I can imagine your day-to-day computer work should be unbearable. Are you based in the USA? I know that over there you can get 8GB for about $60, which for a company that is paying you $3000 monthly is peanuts.


Oh, I already have the 2nd 4GB chip in my possession, I've just been to busy to install it. And maybe this is one place where my age is showing, but... 4 freaking GB of RAM, IMO, ought to be enough, not, as they say "for anybody", but enough to run an IDE, one app server instance, a couple of browser windows and a handful of smaller tools.

Then again, part of it is being on a laptop that doesn't have an SSD which makes swap painfully slow. But still, Eclipse takes too much freaking RAM for what it does, IMO.

All of that said, the next laptop I buy for myself is going to have an SSD and as much RAM as I can possibly afford.


I'm not a eclipse user, but here's a comparison. On my workstation, visual studio 2010 regularly consumes over 1.5GB RAM. It's painful as hell, especially as I'm sometimes working on multiple solutions at once.


I'm curious why you're still using Eclipse. I switched to Intellij at my last job and haven't looked back since.


Familiarity, lack of pain, not convinced the alternatives are sufficiently better to justify the learning curve, etc.
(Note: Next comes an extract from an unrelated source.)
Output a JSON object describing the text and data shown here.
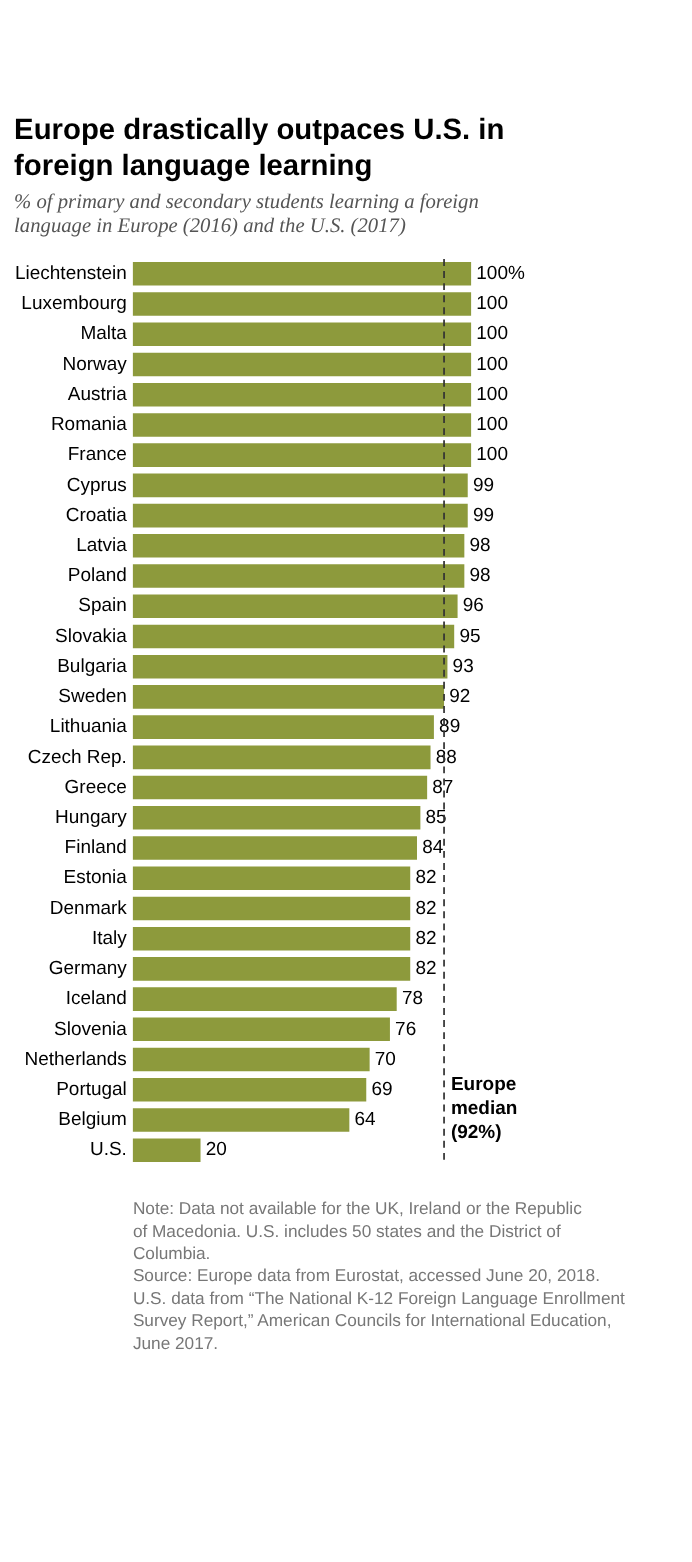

In short, Eclipse mostly works for what I do, and while it frustrates me at times, there isn't enough pain there to motivate me to throw away the investment I've made in learning to use, configure, and customize Eclipse - for an alternative which may or may not even be better. Also, Intellij didn't always have the Open Source version, and I generally avoid using any software that isn't F/OSS. So for the longest time, my only real options for a Java based IDE were Eclipse or Netbeans. I played with Netbeans a little here and there, but never found it compelling. shrug


There are lots of things Eclipse does better than IntelliJ (and the other way too of course). It's mostly little things here or there (Quick Fix for example, SVN integration seems a lot better too). I sit around IntelliJ guys so I tend to compare whenever something annoys me in Eclipse or when doing pair programming.
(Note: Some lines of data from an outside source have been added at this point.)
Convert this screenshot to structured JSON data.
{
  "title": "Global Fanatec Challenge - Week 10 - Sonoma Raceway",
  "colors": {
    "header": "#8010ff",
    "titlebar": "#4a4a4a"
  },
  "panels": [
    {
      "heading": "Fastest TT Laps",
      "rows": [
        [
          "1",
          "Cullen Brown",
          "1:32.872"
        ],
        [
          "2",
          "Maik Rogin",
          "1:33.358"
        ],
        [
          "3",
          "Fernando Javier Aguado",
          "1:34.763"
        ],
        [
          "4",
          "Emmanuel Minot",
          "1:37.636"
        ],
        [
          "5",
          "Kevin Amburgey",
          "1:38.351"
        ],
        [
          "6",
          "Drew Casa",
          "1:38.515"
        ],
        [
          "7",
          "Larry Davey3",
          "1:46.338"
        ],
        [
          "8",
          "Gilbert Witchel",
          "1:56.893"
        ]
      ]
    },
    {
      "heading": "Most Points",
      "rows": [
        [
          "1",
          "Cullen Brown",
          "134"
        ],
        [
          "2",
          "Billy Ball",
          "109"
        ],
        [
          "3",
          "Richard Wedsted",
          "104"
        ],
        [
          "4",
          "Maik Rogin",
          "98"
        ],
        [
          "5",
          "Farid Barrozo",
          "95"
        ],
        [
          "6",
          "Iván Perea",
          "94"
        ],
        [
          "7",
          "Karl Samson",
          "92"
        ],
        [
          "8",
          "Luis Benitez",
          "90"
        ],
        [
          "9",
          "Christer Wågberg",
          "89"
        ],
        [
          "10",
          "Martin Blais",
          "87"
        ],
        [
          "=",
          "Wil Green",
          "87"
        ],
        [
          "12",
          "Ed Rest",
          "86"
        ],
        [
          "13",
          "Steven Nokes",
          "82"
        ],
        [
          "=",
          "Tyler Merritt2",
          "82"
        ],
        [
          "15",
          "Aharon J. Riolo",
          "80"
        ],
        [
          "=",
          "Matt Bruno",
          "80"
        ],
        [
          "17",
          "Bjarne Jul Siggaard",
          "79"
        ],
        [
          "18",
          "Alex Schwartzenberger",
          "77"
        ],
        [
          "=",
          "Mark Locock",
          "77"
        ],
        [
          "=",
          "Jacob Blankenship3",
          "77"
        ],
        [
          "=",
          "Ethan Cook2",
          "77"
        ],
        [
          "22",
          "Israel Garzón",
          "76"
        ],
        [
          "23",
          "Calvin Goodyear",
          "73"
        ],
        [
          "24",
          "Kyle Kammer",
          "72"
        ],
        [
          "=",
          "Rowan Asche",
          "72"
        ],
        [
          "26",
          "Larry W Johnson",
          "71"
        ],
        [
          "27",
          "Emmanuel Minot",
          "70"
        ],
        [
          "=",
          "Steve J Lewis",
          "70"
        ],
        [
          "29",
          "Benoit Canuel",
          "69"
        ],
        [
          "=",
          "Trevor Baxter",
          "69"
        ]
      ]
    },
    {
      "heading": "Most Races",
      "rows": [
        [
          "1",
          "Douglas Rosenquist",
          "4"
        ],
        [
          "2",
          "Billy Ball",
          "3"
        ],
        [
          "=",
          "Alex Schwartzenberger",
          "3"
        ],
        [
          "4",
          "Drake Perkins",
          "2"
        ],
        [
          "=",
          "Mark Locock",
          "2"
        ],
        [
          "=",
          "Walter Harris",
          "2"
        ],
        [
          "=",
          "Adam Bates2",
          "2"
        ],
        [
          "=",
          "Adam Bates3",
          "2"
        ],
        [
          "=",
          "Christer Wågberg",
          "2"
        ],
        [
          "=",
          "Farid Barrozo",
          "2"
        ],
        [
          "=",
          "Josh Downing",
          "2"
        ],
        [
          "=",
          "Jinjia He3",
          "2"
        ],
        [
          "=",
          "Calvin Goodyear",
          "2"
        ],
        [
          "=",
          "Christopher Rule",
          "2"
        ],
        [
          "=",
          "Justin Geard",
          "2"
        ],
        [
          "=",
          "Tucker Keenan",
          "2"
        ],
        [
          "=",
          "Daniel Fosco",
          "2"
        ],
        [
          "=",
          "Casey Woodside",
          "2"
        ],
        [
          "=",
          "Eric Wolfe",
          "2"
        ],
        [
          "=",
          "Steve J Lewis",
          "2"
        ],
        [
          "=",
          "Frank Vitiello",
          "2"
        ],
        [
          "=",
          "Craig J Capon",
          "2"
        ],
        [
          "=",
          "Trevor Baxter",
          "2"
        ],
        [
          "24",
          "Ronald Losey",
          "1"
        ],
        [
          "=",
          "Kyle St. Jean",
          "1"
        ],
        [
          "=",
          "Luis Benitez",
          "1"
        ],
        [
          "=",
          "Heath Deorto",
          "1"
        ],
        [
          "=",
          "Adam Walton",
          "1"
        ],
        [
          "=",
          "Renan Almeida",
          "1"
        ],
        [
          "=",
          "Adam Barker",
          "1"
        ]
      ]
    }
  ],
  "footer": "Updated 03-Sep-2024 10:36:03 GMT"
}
Some of us are basically forced to use Eclipse at work, unfortunately, especially those of us whose companies have chosen IBM server software.


I did write a comment some time ago where I say that the use of yoxos (https://yoxos.eclipsesource.com/) helps a lot for this.

I m still a intellij user at home but at work we use yoxos and it is very good to customize and maintain eclipse configuration.